13:08 · 1 de junho de 2026

Destaques do mercado: SAP volta a subir e a atingir a empresa mais valiosa na Europa💥

Os mercados bolsistas europeus abriram esta segunda-feira sob ligeira pressão — o Stoxx Europe 600 registava uma queda de cerca de 0,2% e os futuros do Euro Stoxx 50 eram negociados em ligeiro baixa, num contexto de incerteza geopolítica no Médio Oriente.

O principal fator a influenciar o sentimento do mercado é a falta de progressos nas negociações entre os EUA e o Irão — durante o fim de semana, houve uma troca de ataques, incluindo um ataque iraniano a uma base no Kuwait e «ataques defensivos» dos EUA a instalações de radar iranianas, o que afastou a perspetiva de um acordo e da reabertura do Estreito de Ormuz.

As tensões geopolíticas estão a fazer subir os preços do petróleo — o Brent subiu mais de 3%, aproximando-se dos 94 dólares por barril; no mercado cambial, o dólar mantém-se relativamente estável, com o índice DXY a oscilar em torno de 99, embora o par EUR/USD esteja ligeiramente em baixa, a ser negociado a 1,1645.

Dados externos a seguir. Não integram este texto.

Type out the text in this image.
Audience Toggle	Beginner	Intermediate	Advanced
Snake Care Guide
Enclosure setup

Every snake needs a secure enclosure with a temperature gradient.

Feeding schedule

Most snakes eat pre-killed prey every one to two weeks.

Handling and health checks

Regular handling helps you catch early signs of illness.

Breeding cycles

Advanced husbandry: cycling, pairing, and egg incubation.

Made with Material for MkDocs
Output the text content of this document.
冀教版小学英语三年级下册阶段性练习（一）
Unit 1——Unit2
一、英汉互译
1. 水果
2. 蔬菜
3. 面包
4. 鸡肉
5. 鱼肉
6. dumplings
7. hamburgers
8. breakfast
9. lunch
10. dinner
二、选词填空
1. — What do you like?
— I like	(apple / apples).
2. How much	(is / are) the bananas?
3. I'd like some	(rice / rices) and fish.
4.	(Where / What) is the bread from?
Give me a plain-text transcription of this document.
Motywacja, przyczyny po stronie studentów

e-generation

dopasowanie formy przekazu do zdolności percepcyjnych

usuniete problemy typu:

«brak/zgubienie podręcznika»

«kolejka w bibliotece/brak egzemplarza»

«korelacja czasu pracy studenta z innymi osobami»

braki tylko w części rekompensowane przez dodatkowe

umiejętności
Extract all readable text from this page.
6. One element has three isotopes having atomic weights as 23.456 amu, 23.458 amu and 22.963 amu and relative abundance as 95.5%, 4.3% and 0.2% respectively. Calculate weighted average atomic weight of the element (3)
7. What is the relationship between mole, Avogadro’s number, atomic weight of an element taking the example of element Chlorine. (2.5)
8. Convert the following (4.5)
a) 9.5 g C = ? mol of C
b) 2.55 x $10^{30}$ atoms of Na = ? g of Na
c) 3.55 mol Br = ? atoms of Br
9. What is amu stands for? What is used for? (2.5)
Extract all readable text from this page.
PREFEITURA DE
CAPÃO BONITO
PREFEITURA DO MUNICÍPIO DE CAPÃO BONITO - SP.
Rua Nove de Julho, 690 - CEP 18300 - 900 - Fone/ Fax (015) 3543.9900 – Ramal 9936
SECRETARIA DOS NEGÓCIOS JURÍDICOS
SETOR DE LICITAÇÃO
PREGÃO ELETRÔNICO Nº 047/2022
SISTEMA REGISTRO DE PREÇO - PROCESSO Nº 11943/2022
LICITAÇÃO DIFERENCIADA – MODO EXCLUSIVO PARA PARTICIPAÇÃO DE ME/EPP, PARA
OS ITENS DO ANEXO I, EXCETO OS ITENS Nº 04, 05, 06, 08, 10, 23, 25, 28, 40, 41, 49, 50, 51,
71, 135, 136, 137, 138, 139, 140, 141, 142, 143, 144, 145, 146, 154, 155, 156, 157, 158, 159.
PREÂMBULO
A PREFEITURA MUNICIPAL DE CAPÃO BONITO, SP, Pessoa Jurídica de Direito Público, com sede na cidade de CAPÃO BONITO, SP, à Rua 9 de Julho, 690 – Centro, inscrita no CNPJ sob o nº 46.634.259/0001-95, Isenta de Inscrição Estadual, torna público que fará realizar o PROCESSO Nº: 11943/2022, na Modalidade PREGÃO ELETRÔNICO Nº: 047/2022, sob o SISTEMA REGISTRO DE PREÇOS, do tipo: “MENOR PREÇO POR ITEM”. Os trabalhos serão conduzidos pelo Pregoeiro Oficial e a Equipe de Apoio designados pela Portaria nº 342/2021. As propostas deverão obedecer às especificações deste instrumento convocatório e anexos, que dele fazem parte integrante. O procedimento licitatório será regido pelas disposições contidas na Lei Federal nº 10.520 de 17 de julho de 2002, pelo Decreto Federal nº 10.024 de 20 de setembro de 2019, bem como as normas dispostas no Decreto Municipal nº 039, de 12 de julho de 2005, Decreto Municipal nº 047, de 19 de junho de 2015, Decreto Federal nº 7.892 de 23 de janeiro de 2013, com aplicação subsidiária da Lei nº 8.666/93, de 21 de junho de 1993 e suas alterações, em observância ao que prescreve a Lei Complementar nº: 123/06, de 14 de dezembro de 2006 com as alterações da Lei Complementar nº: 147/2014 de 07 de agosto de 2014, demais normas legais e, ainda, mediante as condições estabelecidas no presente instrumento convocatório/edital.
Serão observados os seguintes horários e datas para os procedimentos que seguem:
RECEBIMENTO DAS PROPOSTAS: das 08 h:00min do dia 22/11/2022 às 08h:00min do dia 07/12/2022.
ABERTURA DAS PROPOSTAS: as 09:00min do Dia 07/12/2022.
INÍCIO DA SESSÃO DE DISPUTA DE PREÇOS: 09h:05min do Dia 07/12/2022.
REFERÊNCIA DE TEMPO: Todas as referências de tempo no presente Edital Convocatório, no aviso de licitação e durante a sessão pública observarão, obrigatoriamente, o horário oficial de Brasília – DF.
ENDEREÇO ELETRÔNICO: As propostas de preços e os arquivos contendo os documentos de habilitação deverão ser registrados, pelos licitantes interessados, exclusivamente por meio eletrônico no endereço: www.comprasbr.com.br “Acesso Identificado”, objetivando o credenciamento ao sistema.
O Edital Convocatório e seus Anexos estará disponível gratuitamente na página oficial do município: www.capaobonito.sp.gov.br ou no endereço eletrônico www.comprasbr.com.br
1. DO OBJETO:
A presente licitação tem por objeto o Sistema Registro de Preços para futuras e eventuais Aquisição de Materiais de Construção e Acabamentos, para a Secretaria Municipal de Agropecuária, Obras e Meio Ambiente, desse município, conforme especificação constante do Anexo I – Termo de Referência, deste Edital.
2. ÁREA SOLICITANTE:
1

Os dados macroeconómicos fracos estão a agravar a pressão sobre o sentimento do mercado — o PMI da indústria transformadora europeia caiu para 51,6 em maio, face aos 52,2 registados em abril, enquanto os custos de produção subiram para o seu nível mais elevado em quatro anos devido a perturbações na cadeia de abastecimento e aos elevados preços da energia.

Em termos de desempenho setorial, a tecnologia (+1,37%) e a energia (+1,14%) destacam-se positivamente como os únicos setores a registar ganhos — o setor da tecnologia está a ser impulsionado por empresas relacionadas com a IA (SAP +5,6%, Infineon +2%), enquanto o setor da energia está a ser sustentado por uma subida dos preços do petróleo.

 

No outro extremo do espectro, os setores com pior desempenho são o financeiro (-1,00%) e os cuidados de saúde (-0,90%); os bens de consumo discricionários (-0,79%) e os bens de primeira necessidade (-0,83%) também se encontram sob pressão.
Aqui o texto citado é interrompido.